In Havanna wurde auf der diesjährigen Internationalen Buchmesse im Februar eine Kampagne vorgestellt, mit der das Thema Gewalt gegen Mädchen und Frauen verbindlich im Unterricht in Schulen und anderen Bildungseinrichtungen behandelt werden soll. Trotz aller Erfolge ist dies auch in Kuba eine Herausforderung. Das dortige Bildungssystem gehört anerkanntermaßen zu den besten der Welt. Als einziges Land Lateinamerikas erreichte die sozialistische Karibikinsel alle sechs im UNESCO-Programm »Bildung für alle 2000–2015« formulierten Vorgaben, von denen zwei den Milleniumszielen der Vereinten Nationen entsprechen. Mit rund 20 Prozent des Staatshaushalts investiert das Land zudem mehr in Bildung und Erziehung als manche Industrienation. Für kubanische Pädagogen und Politiker ist das allerdings kein Grund, die Augen vor noch bestehenden Defiziten zu verschließen. Einige Mängel dokumentierte der 2014 gedrehte Film »Conducta« (Benehmen) von Ernesto Daranas, der in Kuba und weltweit zum Publikumsrenner wurde. Auch auf der diesjährigen Internationalen Buchmesse war das Thema Erziehung präsent. In zahlreichen Veranstaltungen wurde über das auch in Kuba existierende Problem der Gewalt an Schulen, in Familien und Gesellschaft diskutiert.

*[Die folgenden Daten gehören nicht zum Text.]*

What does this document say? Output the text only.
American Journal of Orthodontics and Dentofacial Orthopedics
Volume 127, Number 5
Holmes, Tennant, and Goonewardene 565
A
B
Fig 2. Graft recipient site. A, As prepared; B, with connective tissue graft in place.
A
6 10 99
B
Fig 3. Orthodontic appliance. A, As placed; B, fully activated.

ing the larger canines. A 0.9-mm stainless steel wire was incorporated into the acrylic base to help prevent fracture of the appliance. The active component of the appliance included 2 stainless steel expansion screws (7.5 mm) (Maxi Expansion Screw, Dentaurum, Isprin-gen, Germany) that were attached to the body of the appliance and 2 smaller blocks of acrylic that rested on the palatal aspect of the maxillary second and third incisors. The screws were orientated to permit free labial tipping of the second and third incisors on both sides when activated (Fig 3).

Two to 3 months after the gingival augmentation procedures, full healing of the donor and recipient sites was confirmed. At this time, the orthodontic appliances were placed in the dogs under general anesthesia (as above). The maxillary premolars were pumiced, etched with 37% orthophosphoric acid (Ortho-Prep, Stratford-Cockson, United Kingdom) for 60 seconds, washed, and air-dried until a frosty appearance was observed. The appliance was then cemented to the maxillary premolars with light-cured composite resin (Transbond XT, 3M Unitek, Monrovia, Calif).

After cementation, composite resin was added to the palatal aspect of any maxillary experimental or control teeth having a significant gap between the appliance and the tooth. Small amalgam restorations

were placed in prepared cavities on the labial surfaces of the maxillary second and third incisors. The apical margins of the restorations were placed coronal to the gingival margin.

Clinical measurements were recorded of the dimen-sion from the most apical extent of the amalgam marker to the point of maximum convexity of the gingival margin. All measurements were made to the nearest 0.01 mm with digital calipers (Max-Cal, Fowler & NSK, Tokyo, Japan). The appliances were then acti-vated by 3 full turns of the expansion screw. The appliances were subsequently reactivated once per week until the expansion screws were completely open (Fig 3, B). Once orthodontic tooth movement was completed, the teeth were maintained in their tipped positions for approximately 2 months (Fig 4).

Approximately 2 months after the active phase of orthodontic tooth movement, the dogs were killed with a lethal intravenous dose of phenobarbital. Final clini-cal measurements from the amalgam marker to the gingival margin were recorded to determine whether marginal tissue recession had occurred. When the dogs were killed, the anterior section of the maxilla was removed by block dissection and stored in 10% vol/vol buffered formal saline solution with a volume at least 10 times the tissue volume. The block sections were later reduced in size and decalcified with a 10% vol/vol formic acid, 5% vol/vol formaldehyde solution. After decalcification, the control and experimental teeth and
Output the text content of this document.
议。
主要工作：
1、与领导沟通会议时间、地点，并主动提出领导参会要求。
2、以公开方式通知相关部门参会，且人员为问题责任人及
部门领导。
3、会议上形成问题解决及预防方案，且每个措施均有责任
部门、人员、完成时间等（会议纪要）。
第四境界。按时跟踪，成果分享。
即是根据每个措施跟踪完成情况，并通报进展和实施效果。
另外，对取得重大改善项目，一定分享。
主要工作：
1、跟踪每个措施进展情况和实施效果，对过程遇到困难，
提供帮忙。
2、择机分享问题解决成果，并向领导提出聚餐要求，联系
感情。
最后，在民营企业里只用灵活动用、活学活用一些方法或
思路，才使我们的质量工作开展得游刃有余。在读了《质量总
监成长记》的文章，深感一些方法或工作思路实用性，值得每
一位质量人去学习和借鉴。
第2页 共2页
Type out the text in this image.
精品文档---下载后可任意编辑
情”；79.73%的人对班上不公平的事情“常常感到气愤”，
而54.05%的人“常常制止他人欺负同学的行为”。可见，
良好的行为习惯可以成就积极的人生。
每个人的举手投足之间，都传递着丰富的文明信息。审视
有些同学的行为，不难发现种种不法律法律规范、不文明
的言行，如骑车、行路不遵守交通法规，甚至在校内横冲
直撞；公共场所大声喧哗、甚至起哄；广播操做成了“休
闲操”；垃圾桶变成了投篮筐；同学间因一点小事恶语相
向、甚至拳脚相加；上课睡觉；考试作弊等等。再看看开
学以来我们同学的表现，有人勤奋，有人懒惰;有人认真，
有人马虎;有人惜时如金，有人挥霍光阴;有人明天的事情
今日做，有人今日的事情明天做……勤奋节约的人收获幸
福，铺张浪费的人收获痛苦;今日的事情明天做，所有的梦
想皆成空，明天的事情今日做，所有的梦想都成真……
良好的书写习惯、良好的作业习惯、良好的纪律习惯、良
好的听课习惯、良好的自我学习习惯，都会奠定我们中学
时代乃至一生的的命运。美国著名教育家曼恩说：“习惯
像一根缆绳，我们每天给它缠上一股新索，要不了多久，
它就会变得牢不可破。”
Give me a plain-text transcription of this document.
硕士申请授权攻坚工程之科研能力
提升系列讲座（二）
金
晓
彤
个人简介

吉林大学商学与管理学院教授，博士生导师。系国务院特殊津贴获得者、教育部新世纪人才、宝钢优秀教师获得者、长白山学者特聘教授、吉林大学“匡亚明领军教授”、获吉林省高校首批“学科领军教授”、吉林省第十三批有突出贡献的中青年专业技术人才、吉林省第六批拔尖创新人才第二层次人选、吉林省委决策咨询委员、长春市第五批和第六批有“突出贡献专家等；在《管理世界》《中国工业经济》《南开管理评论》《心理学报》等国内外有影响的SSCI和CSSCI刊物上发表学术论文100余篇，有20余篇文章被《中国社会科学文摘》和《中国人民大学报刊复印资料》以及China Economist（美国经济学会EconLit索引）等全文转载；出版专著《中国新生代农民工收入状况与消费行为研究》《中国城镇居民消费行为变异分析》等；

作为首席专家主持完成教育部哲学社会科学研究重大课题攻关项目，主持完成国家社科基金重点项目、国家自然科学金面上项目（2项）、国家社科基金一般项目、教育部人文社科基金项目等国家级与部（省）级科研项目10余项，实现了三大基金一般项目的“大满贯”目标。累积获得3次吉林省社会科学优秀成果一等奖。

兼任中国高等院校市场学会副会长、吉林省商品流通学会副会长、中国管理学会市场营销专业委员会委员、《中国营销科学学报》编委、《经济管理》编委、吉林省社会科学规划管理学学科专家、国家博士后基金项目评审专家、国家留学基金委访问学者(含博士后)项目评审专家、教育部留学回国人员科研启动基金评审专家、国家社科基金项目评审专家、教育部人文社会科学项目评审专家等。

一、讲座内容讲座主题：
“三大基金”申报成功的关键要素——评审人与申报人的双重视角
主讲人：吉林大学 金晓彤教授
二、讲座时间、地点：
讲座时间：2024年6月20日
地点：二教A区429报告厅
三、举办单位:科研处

Ein Autorenkollektiv verschiedener Experten aus dem Bildungssektor stellte dazu ein Handbuch mit dem Titel »Educar para la igualdad« (Erziehung zur Gleichstellung) vor, das Pädagogen und Schülern in fünf Kapiteln theoretische und praktische Anleitungen gibt, um Bildungseinrichtungen als »diskriminationsfreie Räume« zu gestalten. Die Erziehung zum friedfertigen, respektvollen und solidarischen Umgang miteinander müsse bereits im frühen Kindesalter ansetzen, sagte Yoanka Rodney, eine der Autorinnen, bei der Präsentation des Buches. »Die Atmosphäre der Schulen bietet hervorragende Bedingungen, um dominantes Auftreten und stereotypes Geschlechterverhalten zu problematisieren, und gibt uns zugleich die Chance, die Gestaltung von gleichberechtigten Beziehungen frei von jeder Diskrimination zu erlernen.« Viele der heutigen Lehrer und Erzieher seien selbst noch in einer patriarchalen Kultur aufgewachsen und ihre Denk- und Verhaltensweisen dadurch geprägt, so Rodney. In Kuba sei aber der Schutz von Kindern und Heranwachsenden, Mädchen und Frauen vor jeder Art von Gewalt und Diskriminierung nicht nur gesetzlich verankert, sondern werde auch als gesellschaftliche Verantwortung angesehen. Das Handbuch setze sich mit der im Alltag noch verbreiteten sexistischen Sprache, mit homophoben Ausdrücken, »Mobbing« und Hänseleien unter Jugendlichen auseinander. Lehrer- und Erzieherkollektive würden die Vorschläge in Abstimmung mit Familien, Wohnbereichskollektiven und Behörden umsetzen.
Die Herausgabe des Leitfadens wird vom Kinderhilfswerk der Vereinten Nationen (UNICEF), der Organisation der Vereinten Nationen für Bildung, Wissenschaft und Kultur (UNESCO) und der Schweizer Agentur für Entwicklung und Zusammenarbeit unterstützt. Seine Präsentation war auf der Buchmesse Teil einer Veranstaltungsreihe im Rahmen der von den Vereinten Nationen 2008 gestarteten Kampagne »Únete« (Schließ dich an), die Gewalt gegen Mädchen und Frauen in Lateinamerika beenden soll. In Kuba wird sie von staatlichen Stellen und zivilgesellschaftlichen Organisationen unterstützt. Ein entscheidender »Motor« ist dort das von Mariela Castro Espín geleitete Nationale Zentrum für Sexualerziehung (Cenesex).